MORE than 35,000 people in Norfolk have quit smoking with help from the NHS in the past decade, new figures reveal.Between 2006 and 2009 - the only years for which figures are available - 4,334 people in the NHS Great Yarmouth and Waveney area successfully quit.

MORE than 35,000 people in Norfolk have quit smoking with help from the NHS in the past decade, new figures reveal.

Between 2006 and 2009 - the only years for which figures are available - 4,334 people in the NHS Great Yarmouth and Waveney area successfully quit.

Figures from NHS Norfolk show that 63,933 people have used the NHS Norfolk stop smoking service, and of those 31,524 - nearly half - have successfully managed to quit.

The figures were revealed as NHS stop smoking services across England celebrated their 10-year anniversary. According to the Department of Health, they have recorded two million successful quit attempts and saved 70,000 lives.

The “lives saved” figure is based on a complicated mathematical formula taking into account relapse rates and life expectancy. No similar statistics were available at a local level.

Nationally the prevalence of smoking has fallen from 28 per cent to below 21pc of the general population.

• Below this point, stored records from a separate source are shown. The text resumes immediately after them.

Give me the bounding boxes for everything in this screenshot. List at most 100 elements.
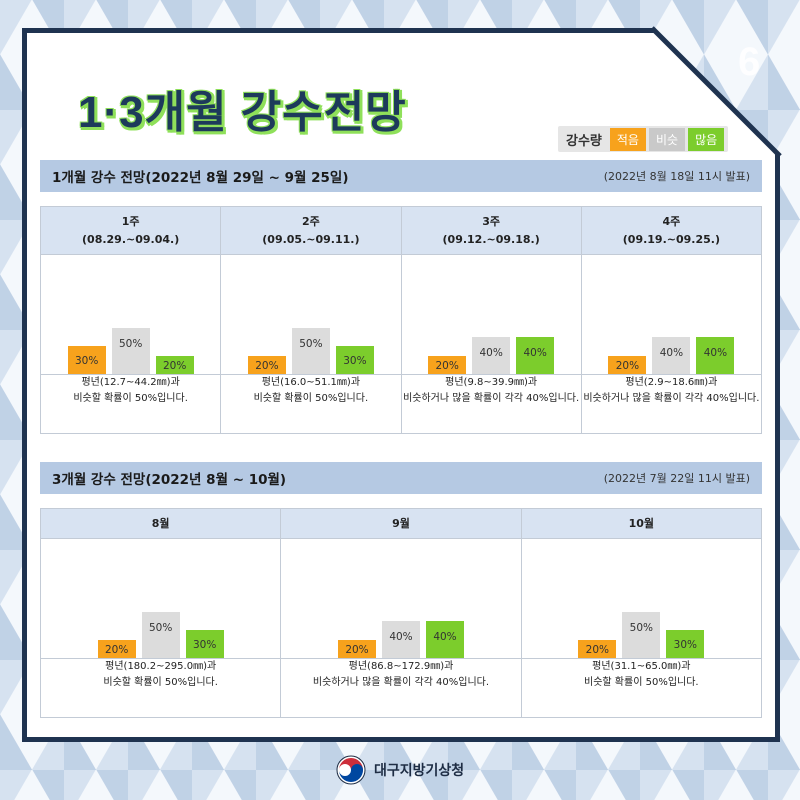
bar-high [516,337,555,374]
bar-label-similar: 50% [118,338,143,350]
description-line-2: 비슷하거나 많을 확률이 각각 40%입니다. [403,393,580,404]
column-header: 1주 (08.29.~09.04.) [41,207,221,255]
bar-label-similar: 40% [659,347,684,360]
bar-low [428,355,467,374]
bar-low [337,639,376,658]
agency-name: 대구지방기상청 [374,763,465,779]
period-label: 8월 [151,516,170,530]
column-header: 8월 [41,509,281,539]
bar-label-low: 20% [345,643,369,656]
forecast-table-1month: 1주 (08.29.~09.04.) 30% 50% 20% 평년(12.7~44.2㎜)… [40,206,762,434]
description-line-1: 평년(86.8~172.9㎜)과 [348,661,454,672]
column-header: 4주 (09.19.~09.25.) [581,207,761,255]
forecast-column: 3주 (09.12.~09.18.) 20% 40% 40% 평년(9.8~39.9㎜)과… [401,207,582,433]
bar-label-high: 30% [192,639,217,652]
section-1month-header: 1개월 강수 전망(2022년 8월 29일 ~ 9월 25일) (2022년 … [40,160,762,192]
probability-chart: 20% 40% 40% [581,255,761,375]
bar-high [425,621,464,658]
footer: 대구지방기상청 [336,755,464,785]
bar-low [247,355,286,374]
bar-label-similar: 40% [389,631,413,644]
section-1month-issued: (2022년 8월 18일 11시 발표) [603,170,750,183]
probability-chart: 30% 50% 20% [41,255,221,375]
description-line-2: 비슷하거나 많을 확률이 각각 40%입니다. [312,677,490,688]
description-line-2: 비슷할 확률이 50%입니다. [253,393,369,404]
bar-label-low: 20% [255,359,279,372]
description-line-1: 평년(9.8~39.9㎜)과 [445,377,538,388]
bar-label-high: 20% [162,359,187,372]
forecast-column: 2주 (09.05.~09.11.) 20% 50% 30% 평년(16.0~51.1㎜)… [221,207,402,433]
bar-label-similar: 40% [479,347,503,360]
legend: 강수량 적음 비슷 많음 [558,126,729,152]
period-label: 2주 [301,214,320,228]
bar-low [578,639,617,658]
bar-similar [652,337,691,374]
bar-high [335,346,374,374]
probability-chart: 20% 40% 40% [281,539,521,659]
description-line-1: 평년(2.9~18.6㎜)과 [625,377,718,388]
page-number: 6 [738,40,761,84]
period-label: 1주 [121,214,140,228]
legend-high: 많음 [688,127,725,151]
bar-label-high: 40% [523,347,547,360]
forecast-column: 8월 20% 50% 30% 평년(180.2~295.0㎜)과 비슷할 확률이 50%입… [41,509,282,717]
period-dates: (09.12.~09.18.) [442,232,540,246]
bar-similar [291,328,330,374]
description-line-2: 비슷할 확률이 50%입니다. [584,677,699,688]
period-label: 10월 [628,516,655,530]
bar-high [185,630,224,658]
section-1month-title: 1개월 강수 전망(2022년 8월 29일 ~ 9월 25일) [52,170,349,186]
description-line-1: 평년(12.7~44.2㎜)과 [81,377,180,388]
description-line-1: 평년(180.2~295.0㎜)과 [105,661,217,672]
bar-label-low: 30% [74,355,99,368]
bar-similar [622,612,661,658]
forecast-table-3month: 8월 20% 50% 30% 평년(180.2~295.0㎜)과 비슷할 확률이 50%입… [40,508,762,718]
period-label: 3주 [482,214,501,228]
legend-low: 적음 [609,127,646,151]
probability-chart: 20% 50% 30% [41,539,281,659]
bar-low [608,355,647,374]
period-dates: (09.05.~09.11.) [262,232,360,246]
probability-chart: 20% 50% 30% [521,539,761,659]
period-dates: (08.29.~09.04.) [82,232,180,246]
bar-similar [111,328,150,374]
bar-similar [141,612,180,658]
bar-label-low: 20% [104,643,129,656]
description-line-2: 비슷할 확률이 50%입니다. [73,393,188,404]
bar-label-similar: 50% [629,622,653,634]
probability-chart: 20% 50% 30% [221,255,401,375]
column-header: 3주 (09.12.~09.18.) [401,207,581,255]
column-header: 9월 [281,509,521,539]
bar-label-high: 40% [703,347,728,360]
forecast-column: 9월 20% 40% 40% 평년(86.8~172.9㎜)과 비슷하거나 많을 확률이 … [281,509,522,717]
bar-label-similar: 50% [148,622,173,634]
bar-label-high: 30% [673,639,697,652]
legend-title: 강수량 [566,133,602,149]
description-line-1: 평년(16.0~51.1㎜)과 [261,377,361,388]
section-3month-issued: (2022년 7월 22일 11시 발표) [603,472,750,485]
section-3month-title: 3개월 강수 전망(2022년 8월 ~ 10월) [52,472,287,488]
description-line-2: 비슷하거나 많을 확률이 각각 40%입니다. [583,393,760,404]
bar-label-low: 20% [585,643,609,656]
bar-label-high: 30% [343,355,367,368]
bar-label-low: 20% [435,359,459,372]
forecast-description: 평년(180.2~295.0㎜)과 비슷할 확률이 50%입니다. [41,659,280,691]
government-emblem-icon [336,755,366,785]
column-header: 10월 [521,509,761,539]
page-title: 1·3개월 강수전망 [78,88,407,137]
section-3month-header: 3개월 강수 전망(2022년 8월 ~ 10월) (2022년 7월 22일 … [40,462,762,494]
description-line-1: 평년(31.1~65.0㎜)과 [592,661,691,672]
period-label: 4주 [662,214,681,228]
forecast-column: 4주 (09.19.~09.25.) 20% 40% 40% 평년(2.9~18.6㎜)과… [581,207,761,433]
period-label: 9월 [392,516,410,530]
bar-high [696,337,735,374]
period-dates: (09.19.~09.25.) [622,232,720,246]
bar-label-low: 20% [615,359,640,372]
bar-similar [472,337,511,374]
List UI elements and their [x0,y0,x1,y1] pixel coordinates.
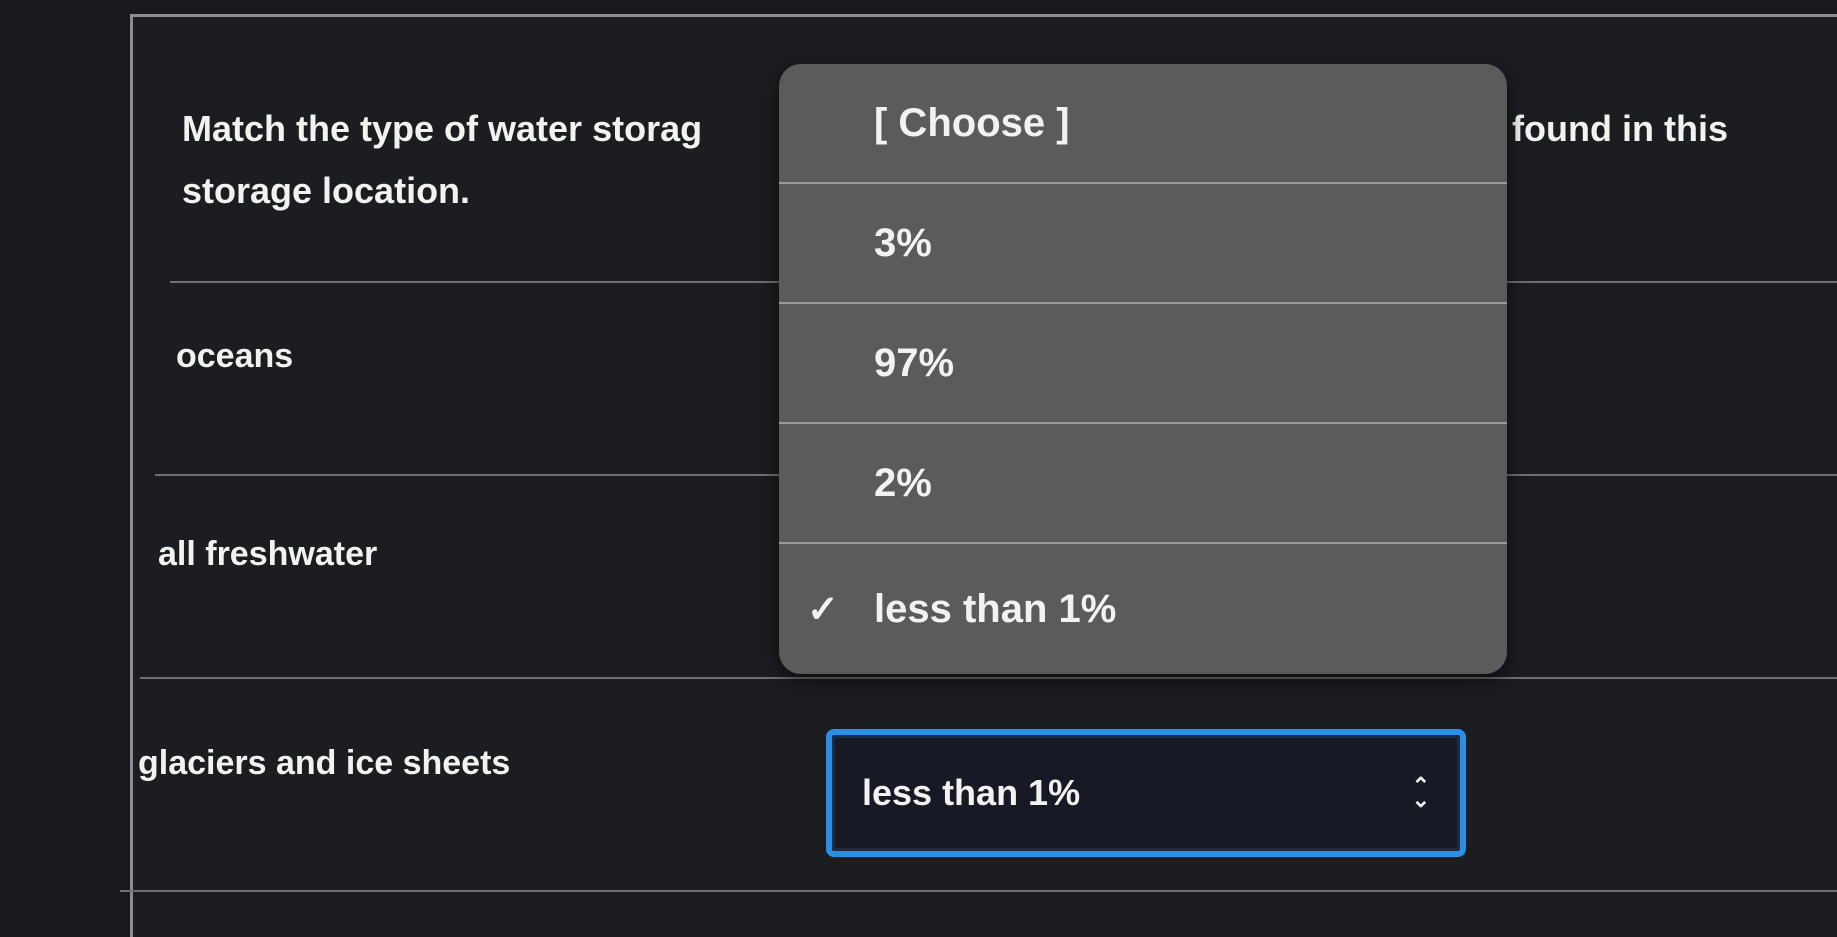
question-text: Match the type of water storag storage l… [182,98,1782,222]
select-value: less than 1% [862,772,1081,813]
option-97-percent[interactable]: 97% [779,304,1507,424]
row-label-glaciers: glaciers and ice sheets [138,744,511,782]
option-3-percent[interactable]: 3% [779,184,1507,304]
option-choose[interactable]: [ Choose ] [779,64,1507,184]
question-text-start: Match the type of water storag [182,108,703,149]
option-label: [ Choose ] [874,100,1070,145]
option-2-percent[interactable]: 2% [779,424,1507,544]
option-label: 3% [874,220,932,265]
divider [120,890,1837,892]
option-label: 2% [874,460,932,505]
glaciers-select[interactable]: less than 1% ⌃ ⌄ [826,729,1466,857]
row-label-oceans: oceans [176,337,294,375]
option-label: less than 1% [874,586,1117,631]
chevron-up-down-icon: ⌃ ⌄ [1411,773,1430,812]
question-text-line2: storage location. [182,170,471,211]
option-label: 97% [874,340,955,385]
row-label-all-freshwater: all freshwater [158,535,378,573]
checkmark-icon: ✓ [807,588,839,631]
option-less-than-1-percent[interactable]: ✓ less than 1% [779,544,1507,674]
dropdown-menu: [ Choose ] 3% 97% 2% ✓ less than 1% [779,64,1507,674]
divider [140,677,1837,679]
question-text-end: s found in this [1482,108,1728,149]
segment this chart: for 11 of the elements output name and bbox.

Norfolk, however, has one of the lowest rates in the county: 18.9pc.

Vicki Snelgrove, tobacco control commissioning advisor for NHS Great Yarmouth and Waveney, said: “Fifty per cent of smokers die from their habit and 50pc of the smokers we help will quit - so we are saving hundreds of lives every year through our smoking cessation programmes.

“Many more lives are saved from one person quitting because the knock-on effects of a smoker are far-reaching: the second-hand smoke people inhale, the biological impacts on unborn children, and children who are raised in smoking households are far more likely to start themselves.

“Smoking affects not just that individual but the whole family and even the community and environment in which that person lives. You are four times more likely to quit if you do it through a stop smoking service than if you go it alone.”

Clive Slater, NHS Norfolk's tobacco control manager, said the stop smoking services had had a massive impact on the health of people in Norfolk.

The number of people reporting to acute hospitals for respiratory and cardiac incidents in the county had fallen as a result, he added.